After edging higher to 1.1971, EUR/CHF formed a short term top there and dropped sharply. Rebound from 1.0061 should have completed and EUR/CHF should have started a falling leg inside the consolidation pattern from 1.0061. Initial bias is mildly on the downside this week for 61.8% retracement of 1.0061 to 1.1971 at 1.0791 and below. Though, we'd expect strong support above 1.0061 to contain downside and bring another rebound to continue the consolidation from 1.0061. On the upside, above 1.1464 minor resistance will flip bias to the upside for a test on 1.1971 resistance instead.

In the bigger picture, a medium term bottom is formed at 1.0061 and EUR/CHF should have entered into a phase of medium term consolidation.
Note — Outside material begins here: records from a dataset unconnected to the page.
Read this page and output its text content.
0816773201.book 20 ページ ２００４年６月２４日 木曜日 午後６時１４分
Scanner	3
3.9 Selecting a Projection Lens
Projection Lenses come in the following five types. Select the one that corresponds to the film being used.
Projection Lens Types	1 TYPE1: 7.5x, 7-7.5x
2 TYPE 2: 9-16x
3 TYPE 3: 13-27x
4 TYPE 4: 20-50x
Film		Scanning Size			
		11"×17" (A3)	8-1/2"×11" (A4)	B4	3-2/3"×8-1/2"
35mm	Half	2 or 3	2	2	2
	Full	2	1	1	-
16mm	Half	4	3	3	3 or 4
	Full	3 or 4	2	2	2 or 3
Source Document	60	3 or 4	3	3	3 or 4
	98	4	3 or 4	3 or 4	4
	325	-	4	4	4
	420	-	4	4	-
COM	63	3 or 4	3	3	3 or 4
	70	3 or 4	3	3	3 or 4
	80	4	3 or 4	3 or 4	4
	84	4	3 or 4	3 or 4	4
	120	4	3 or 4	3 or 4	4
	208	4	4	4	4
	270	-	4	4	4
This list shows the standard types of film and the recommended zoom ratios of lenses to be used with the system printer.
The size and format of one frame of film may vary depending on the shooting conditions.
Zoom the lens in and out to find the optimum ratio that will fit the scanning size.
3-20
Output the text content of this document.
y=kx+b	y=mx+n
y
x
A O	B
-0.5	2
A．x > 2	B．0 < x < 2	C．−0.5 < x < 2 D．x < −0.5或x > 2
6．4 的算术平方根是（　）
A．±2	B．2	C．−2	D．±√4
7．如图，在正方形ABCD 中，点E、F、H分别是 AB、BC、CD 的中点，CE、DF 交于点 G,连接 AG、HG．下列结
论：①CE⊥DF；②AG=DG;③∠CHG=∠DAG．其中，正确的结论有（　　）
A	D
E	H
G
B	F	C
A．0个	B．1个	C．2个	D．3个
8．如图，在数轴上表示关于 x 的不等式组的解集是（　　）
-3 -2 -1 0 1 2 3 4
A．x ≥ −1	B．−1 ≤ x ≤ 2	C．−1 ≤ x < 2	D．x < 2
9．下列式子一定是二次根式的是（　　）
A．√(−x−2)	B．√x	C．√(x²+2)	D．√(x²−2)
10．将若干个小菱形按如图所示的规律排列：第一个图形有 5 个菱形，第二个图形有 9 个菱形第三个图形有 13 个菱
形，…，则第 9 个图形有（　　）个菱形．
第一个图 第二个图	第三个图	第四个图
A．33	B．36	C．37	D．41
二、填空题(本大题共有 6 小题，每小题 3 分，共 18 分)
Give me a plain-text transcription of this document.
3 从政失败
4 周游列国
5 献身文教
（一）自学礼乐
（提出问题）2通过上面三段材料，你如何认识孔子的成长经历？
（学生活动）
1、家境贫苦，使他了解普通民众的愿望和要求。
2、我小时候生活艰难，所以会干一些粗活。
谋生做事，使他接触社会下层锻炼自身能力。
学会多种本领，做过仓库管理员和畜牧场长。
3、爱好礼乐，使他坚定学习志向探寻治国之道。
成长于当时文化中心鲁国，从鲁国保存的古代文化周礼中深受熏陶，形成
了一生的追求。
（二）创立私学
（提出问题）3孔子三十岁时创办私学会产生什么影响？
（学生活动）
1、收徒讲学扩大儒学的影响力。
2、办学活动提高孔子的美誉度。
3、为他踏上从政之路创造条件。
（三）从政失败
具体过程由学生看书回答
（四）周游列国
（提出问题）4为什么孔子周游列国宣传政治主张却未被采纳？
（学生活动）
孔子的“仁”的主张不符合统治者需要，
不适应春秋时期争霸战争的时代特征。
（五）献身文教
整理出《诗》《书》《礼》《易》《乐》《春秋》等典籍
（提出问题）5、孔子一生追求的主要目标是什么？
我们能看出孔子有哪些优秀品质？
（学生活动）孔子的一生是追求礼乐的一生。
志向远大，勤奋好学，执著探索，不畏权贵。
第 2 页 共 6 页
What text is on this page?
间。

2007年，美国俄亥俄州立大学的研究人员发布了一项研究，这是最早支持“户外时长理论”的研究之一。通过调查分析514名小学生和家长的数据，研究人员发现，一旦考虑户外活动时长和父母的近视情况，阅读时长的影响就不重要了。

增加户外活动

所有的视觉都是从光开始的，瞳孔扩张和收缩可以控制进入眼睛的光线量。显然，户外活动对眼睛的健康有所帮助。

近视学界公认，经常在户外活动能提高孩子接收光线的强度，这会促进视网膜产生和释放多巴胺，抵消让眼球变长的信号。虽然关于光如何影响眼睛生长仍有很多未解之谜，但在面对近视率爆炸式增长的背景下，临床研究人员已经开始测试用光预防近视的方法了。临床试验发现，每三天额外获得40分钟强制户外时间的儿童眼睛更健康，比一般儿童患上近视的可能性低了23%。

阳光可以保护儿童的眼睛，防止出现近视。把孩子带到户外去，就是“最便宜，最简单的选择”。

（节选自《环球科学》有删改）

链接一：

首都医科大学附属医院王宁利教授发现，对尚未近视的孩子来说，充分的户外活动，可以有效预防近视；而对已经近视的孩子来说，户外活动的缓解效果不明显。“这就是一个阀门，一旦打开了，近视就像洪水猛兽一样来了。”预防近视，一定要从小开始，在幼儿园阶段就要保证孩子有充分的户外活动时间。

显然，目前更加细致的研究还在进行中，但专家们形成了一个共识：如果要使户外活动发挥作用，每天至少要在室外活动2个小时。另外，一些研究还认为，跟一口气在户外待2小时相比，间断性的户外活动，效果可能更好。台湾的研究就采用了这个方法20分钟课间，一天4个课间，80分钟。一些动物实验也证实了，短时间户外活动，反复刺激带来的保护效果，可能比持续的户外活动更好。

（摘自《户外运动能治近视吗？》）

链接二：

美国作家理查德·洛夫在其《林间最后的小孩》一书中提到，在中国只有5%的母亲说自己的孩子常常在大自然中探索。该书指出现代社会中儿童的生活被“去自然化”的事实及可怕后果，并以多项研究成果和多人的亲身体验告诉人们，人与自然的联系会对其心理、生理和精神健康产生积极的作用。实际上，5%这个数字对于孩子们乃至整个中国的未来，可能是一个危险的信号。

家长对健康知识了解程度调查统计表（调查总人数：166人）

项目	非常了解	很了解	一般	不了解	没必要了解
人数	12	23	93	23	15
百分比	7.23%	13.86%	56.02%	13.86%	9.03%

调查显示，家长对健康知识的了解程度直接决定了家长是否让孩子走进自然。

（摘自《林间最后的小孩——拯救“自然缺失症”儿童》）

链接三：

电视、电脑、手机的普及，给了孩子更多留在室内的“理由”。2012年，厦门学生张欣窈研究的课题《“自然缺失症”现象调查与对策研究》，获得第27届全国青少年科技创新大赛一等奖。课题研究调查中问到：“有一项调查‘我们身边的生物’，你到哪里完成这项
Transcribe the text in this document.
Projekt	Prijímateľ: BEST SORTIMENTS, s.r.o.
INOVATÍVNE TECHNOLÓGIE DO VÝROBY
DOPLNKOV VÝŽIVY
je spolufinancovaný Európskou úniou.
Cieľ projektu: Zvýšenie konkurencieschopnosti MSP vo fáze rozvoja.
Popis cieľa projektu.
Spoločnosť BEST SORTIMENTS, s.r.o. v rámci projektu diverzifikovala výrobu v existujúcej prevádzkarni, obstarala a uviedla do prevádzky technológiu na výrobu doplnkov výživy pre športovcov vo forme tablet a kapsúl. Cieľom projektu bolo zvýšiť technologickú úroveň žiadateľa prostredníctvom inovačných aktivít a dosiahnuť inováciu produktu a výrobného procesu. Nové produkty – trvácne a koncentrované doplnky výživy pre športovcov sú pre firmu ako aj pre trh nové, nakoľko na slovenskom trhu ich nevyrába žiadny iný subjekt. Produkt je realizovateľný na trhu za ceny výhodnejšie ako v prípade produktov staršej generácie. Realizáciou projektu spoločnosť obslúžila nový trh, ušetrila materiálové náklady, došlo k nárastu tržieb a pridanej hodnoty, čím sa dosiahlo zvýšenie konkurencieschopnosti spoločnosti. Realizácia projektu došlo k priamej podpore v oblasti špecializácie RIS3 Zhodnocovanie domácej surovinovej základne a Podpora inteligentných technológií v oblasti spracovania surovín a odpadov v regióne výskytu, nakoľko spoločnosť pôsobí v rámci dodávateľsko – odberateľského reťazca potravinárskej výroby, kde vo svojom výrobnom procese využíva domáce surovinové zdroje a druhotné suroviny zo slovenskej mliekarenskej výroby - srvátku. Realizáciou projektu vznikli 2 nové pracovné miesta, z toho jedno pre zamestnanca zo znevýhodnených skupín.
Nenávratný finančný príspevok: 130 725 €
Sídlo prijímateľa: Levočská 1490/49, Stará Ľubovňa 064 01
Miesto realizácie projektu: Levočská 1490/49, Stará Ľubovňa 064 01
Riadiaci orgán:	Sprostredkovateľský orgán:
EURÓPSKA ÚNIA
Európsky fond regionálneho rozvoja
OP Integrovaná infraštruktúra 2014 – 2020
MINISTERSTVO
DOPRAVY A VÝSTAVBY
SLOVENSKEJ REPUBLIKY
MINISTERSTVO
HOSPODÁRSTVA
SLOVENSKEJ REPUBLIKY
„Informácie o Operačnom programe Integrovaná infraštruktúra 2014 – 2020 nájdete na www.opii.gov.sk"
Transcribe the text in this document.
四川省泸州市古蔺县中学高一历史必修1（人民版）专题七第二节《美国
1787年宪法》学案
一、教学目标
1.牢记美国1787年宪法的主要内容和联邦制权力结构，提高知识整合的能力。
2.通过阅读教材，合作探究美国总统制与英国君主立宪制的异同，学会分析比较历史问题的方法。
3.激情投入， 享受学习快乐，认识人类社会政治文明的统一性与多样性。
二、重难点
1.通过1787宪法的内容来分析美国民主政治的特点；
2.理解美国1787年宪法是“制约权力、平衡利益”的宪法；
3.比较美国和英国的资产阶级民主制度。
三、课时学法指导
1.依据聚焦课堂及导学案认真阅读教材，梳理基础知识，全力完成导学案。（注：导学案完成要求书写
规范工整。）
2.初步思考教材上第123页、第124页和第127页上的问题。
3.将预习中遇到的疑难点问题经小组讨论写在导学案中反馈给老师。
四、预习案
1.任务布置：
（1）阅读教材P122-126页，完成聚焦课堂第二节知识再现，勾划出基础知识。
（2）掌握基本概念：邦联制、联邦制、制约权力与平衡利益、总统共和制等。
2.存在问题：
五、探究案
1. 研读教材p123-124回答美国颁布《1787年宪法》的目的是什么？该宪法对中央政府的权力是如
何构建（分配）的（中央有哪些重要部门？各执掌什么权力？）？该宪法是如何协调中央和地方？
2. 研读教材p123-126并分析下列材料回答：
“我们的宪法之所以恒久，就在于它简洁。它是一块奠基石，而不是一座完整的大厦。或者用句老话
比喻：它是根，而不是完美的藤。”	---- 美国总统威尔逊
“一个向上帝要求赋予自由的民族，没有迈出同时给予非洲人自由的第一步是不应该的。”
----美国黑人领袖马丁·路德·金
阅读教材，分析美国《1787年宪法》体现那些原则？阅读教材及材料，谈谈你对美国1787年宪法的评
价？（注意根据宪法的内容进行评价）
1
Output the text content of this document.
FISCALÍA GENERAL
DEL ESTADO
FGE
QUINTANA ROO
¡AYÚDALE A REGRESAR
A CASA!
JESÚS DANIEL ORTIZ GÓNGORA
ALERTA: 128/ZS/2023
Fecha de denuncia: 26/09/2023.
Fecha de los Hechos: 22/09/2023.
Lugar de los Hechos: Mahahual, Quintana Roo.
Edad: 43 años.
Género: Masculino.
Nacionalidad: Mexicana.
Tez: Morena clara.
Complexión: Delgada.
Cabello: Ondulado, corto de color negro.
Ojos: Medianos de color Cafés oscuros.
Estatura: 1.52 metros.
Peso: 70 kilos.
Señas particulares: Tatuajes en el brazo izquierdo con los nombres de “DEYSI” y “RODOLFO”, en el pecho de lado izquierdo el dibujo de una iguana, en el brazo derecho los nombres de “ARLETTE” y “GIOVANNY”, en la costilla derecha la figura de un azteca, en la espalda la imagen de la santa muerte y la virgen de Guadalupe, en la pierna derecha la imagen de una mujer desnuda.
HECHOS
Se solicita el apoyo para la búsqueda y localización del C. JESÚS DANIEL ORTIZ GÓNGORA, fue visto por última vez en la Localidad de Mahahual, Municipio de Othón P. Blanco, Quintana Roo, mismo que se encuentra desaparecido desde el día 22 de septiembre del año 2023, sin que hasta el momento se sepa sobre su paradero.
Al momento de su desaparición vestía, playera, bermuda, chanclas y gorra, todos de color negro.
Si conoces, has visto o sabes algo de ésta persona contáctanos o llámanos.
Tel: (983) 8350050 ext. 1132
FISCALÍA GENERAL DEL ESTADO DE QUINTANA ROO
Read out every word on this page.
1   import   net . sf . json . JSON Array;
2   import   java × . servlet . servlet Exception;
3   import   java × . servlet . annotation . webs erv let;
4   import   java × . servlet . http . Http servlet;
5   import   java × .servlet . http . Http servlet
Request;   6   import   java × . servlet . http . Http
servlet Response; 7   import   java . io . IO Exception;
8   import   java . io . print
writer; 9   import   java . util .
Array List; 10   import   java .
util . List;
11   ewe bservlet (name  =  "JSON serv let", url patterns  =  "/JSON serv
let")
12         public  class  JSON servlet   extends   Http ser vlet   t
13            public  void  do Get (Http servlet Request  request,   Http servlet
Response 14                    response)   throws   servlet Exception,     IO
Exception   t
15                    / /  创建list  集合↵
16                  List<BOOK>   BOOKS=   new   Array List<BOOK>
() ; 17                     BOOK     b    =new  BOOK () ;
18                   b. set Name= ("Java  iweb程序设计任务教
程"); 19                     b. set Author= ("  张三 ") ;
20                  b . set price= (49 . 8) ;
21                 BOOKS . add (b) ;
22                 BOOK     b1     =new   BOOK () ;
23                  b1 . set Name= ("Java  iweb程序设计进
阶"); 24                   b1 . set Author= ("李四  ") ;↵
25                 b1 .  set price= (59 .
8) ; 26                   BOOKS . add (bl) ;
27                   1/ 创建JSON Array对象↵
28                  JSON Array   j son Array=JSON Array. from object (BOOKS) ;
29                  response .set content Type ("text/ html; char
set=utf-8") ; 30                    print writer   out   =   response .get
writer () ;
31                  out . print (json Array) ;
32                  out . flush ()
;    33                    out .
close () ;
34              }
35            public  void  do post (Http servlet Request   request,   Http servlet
While stronger rise could be seen as the consolidation unfolds, we'd expect strong resistance from 1.2399/3243 resistance to limited upside On the downside, decisive break of parity is needed to confirm down trend resumption. Otherwise, we'll now stay neutral in the cross and at least expect some more sideway trading above there.

In the long term picture, the long term down trend from 1.6827, which is part of the multi-decade decline from 1993 high of 1.8234, is still in progress and has just met 161.8% projection of 1.8234 to 1.4391 from 1.6827 at 1.0609. We will not consider the possibility of reversal before seeing a pattern or before a break of 1.2399 resistance. The down trend is expected to extend to 200% projection at 0.9141 next.